27th November 2024
No idea. Today I took notes on, and made recommendations from, a cyber incident exercise my boss and I were facilitating for a fairly large financial services company. What do they actually do? No idea. I’m not a finance guy. They faciliate or manage or approve or something, financial payments for people, maybe other businesses? Dunno.

Would it have been good if I actually knew what they did? Probably. But at the end of the day all I actually needed to do was follow what they did throughout this fictional cyber incident (that I came up with), makes notes of who did what and when, and help identify areas for improvement in their incident management process.
Basically, did they have methods of identifying and recognising dodgy activity, what kinda response and containment actions did they do, what methods did they use to try and recover, and whats the craic with identifying lessons learnt and doing a ‘post-mortem’ (don’t really like that terminology, makes it sound like everything dies no matter what the security incident was).

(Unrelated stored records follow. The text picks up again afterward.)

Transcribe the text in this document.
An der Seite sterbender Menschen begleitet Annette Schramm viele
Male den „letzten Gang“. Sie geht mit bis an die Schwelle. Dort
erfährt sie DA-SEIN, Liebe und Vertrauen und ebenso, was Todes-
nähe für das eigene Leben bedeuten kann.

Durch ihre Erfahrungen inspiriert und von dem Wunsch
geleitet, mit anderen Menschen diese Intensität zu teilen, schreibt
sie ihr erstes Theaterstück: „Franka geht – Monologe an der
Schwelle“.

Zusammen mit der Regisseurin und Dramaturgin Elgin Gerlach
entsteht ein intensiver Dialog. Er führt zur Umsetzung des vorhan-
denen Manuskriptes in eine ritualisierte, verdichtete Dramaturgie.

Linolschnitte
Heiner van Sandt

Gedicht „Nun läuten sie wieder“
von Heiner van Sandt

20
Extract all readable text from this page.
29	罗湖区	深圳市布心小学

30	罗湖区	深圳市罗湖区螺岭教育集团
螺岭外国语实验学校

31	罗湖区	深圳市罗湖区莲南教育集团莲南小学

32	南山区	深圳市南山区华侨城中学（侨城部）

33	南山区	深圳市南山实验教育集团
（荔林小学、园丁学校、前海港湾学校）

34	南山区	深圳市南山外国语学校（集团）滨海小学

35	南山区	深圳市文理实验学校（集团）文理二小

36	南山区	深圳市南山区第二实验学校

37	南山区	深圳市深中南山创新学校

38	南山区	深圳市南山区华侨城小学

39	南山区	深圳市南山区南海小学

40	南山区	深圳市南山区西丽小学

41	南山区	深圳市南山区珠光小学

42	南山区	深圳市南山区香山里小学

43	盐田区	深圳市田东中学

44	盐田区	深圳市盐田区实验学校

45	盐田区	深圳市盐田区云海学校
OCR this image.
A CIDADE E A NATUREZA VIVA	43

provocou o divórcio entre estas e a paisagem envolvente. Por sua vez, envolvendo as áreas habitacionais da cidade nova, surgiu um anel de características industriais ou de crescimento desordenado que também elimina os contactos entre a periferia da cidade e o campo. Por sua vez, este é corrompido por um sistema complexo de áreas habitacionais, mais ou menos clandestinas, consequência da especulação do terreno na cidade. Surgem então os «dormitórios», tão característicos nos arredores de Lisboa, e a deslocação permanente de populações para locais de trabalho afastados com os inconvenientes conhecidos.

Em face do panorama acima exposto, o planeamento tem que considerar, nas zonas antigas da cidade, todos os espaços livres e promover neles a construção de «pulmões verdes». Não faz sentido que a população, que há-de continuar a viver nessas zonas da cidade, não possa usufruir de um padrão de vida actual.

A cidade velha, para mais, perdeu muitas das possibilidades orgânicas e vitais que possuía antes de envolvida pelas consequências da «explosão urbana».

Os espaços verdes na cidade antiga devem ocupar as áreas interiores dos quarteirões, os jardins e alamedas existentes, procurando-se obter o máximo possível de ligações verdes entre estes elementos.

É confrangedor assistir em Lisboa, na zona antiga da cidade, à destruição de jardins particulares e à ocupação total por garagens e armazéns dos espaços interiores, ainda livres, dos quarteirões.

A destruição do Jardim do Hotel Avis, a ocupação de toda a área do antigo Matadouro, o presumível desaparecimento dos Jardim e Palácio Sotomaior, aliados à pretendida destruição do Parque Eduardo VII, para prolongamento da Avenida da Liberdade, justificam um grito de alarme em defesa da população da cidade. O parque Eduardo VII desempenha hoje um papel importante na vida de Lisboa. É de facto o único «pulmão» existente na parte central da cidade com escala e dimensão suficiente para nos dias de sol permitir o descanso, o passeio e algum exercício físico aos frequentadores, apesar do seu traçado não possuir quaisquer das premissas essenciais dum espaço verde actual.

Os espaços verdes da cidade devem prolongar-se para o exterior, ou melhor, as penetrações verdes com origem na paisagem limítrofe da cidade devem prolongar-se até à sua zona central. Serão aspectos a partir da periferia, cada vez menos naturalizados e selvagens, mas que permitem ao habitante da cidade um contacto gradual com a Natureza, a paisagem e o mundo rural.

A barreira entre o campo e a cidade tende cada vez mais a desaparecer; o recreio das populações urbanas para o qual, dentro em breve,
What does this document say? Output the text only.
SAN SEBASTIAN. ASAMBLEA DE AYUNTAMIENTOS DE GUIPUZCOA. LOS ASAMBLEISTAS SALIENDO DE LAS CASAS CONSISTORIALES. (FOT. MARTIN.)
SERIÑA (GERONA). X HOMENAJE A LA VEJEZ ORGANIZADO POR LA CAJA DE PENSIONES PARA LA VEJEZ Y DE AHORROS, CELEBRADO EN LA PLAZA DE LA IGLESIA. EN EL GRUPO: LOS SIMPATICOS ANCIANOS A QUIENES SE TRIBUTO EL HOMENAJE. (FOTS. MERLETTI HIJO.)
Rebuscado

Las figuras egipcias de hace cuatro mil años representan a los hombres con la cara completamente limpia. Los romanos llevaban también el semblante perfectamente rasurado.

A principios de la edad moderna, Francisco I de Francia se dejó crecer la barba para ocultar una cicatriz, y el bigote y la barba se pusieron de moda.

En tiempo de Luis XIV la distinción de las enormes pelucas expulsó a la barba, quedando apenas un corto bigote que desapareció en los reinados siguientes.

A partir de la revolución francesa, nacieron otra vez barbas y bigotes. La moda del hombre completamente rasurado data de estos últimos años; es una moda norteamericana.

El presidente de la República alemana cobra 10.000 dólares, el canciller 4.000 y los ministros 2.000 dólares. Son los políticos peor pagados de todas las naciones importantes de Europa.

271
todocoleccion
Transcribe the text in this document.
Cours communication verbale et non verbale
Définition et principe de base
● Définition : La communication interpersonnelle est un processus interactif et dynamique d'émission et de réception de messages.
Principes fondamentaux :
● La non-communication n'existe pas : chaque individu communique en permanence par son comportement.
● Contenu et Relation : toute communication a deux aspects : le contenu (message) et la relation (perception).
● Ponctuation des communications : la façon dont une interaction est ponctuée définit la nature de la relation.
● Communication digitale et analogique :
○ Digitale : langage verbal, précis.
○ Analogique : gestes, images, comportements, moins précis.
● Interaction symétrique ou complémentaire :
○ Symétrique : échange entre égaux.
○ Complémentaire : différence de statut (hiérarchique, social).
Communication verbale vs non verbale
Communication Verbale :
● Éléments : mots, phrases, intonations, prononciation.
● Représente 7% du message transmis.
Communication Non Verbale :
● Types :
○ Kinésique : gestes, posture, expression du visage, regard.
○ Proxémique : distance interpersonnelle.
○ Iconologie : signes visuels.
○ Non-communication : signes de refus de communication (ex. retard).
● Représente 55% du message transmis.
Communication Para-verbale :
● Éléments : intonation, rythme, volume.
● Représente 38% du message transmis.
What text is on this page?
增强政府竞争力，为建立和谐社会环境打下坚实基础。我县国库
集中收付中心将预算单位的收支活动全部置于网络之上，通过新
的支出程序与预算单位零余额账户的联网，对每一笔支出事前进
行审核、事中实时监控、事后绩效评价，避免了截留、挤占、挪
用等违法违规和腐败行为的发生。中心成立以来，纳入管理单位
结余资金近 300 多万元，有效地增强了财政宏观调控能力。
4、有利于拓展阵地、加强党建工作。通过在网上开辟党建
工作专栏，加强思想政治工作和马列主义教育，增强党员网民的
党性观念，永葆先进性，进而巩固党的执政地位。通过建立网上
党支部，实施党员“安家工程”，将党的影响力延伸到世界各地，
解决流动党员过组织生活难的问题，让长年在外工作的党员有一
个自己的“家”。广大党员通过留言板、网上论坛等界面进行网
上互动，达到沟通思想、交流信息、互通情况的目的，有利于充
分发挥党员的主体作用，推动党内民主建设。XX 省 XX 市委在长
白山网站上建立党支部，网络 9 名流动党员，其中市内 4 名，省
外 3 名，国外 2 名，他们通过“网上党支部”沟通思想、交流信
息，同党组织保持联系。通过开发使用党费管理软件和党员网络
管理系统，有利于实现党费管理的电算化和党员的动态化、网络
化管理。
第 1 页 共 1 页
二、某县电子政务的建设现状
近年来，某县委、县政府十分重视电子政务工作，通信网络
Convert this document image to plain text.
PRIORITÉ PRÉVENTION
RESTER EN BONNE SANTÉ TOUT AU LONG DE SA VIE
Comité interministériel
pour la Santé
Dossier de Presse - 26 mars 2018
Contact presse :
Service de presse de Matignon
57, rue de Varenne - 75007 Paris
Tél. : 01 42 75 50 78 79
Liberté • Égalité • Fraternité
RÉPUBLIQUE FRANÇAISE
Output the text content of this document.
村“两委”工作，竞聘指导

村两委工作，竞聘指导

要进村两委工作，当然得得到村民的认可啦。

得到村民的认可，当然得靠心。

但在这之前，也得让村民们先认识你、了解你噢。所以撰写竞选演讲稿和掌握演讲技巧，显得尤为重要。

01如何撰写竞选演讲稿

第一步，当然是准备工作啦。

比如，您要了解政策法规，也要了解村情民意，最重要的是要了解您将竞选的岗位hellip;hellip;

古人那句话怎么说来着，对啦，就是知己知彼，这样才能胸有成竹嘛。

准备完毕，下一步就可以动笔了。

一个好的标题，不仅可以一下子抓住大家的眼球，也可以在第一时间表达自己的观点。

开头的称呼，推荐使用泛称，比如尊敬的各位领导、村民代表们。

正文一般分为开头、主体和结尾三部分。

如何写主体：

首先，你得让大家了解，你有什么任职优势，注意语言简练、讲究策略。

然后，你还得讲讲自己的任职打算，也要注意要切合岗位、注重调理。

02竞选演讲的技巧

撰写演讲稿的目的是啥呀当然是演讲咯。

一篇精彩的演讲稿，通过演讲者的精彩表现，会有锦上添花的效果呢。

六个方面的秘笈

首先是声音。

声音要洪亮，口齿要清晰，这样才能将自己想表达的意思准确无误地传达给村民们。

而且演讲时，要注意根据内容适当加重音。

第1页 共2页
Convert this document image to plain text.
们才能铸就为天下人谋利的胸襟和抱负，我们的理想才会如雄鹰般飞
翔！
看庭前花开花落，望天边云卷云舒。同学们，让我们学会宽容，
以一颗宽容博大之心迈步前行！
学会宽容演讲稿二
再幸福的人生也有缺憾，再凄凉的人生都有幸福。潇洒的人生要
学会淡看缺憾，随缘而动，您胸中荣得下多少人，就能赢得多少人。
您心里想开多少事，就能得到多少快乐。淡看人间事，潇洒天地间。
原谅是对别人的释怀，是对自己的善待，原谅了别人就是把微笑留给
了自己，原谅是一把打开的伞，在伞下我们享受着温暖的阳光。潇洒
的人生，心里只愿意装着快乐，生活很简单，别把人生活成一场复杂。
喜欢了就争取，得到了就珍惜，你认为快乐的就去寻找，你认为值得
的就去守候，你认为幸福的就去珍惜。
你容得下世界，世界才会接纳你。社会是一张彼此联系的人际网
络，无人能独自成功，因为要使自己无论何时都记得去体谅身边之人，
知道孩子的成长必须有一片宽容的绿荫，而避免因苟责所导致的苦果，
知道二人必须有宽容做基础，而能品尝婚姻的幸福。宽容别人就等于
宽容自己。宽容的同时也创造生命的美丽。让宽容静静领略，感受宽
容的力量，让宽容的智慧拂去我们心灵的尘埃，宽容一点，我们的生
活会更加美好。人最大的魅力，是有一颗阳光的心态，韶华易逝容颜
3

Anyway my question to myself was:
“How did I get here?”

I spent 5-and-a-bit years in the Army - Royal Corps of Signals. Sounds fancy. Bits of it were. Most of it was boring.
We were promised international travel, Gucci equipment, amazing civvie qualifications. . . .
We got to sweep garages. We got to sit in a freezing field in Otterburn at 3am waiting for a fake enemy that doesn’t show up because the people bods ‘playing’ the enemy fell asleep instead of starting the attack (they got beasted by the Officer in Command) . . . you get the idea.
HOWEVER. I did learn quite a bit about sysadmin stuff, a bit of VM deployment, a bit of networking, a bit of project management and leadership, and a fair bit of standing up for myself. (I’m an introvert by nature, so this was tough).
Most importantly, I learned tekkie vocaulary.
This is how I got a job as an ISO27001 certification auditor. . . . by reading a really boring ISO standard over and over and over and bullshitting my way through an interview.